Sunday, June 18, 2006

had an urge to visit Grolier Poetry Bookshop today, but it is closed on sundays. under previous ownership, we weren't allowed to bring Erin in. he was 12, and gave no evidence of being trouble. that's what the Grolier experience devolved to. anyway, in lieu, a visit to B&N. I almost got away with no purchase, until I saw a book, Trickster Makes This World by Lewis Hyde. the front cover blurb says the book "celebrates the need for the kind of paintings, music, books and ideas that society initially finds unpleasant". my 1st thought was flarf. I'm not doing my Gary Snyder imitation here.

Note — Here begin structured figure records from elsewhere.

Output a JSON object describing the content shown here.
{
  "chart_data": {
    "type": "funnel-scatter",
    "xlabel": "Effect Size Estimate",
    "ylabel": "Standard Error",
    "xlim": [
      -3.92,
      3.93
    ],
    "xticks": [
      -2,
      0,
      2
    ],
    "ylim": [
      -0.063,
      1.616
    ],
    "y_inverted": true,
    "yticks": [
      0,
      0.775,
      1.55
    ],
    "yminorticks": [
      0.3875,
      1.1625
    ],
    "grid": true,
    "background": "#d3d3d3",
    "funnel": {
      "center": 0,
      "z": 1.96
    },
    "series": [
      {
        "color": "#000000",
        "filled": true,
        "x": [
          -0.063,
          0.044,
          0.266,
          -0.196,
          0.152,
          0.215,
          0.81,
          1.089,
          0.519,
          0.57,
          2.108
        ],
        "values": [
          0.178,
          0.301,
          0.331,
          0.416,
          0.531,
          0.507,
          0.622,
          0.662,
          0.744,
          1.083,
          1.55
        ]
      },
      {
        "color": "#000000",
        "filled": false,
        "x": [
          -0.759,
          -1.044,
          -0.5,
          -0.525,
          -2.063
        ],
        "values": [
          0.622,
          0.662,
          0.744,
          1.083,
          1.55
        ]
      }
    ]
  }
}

Hyde himself writes "trickster is a boundary-crosser". I think that works well as an aspect of flarf. not to limit it to flarf, but I think flarf can reasonably be viewed in such terms. just as last night, the puppet porno in Team America was really, really disturbing, even as it was hilarious (Susan Sarandon, Alec Baldwin, Michael Moore et alia getting slaughtered was not, btw, disturbing, it was just a good hearty laugh). I don't know how far I want to develope this idea, but I do see a use in the outrageous and in boundary crossing. it is certainly true that that which makes us uncomfortable should at least be examined. the recent reaction to Mike Magee's Asian Guys poem has been useful when it has been seen as queries on the border. squeaks of propriety do not work with trickster, that much I've gleaned from my forays into the literature. the discomfort of flarf, which also includes its disjointedness, and its silliness and triviality of subject, produces areas of consideration. irritation can be good. Trickster pulls our chain, removes safety net, makes things serious after all. that initial discomfort bespeaks areas of restriction. those areas of consternation are areas of illuminations. so I'm reading Hyde's book now, that's what I'm doing.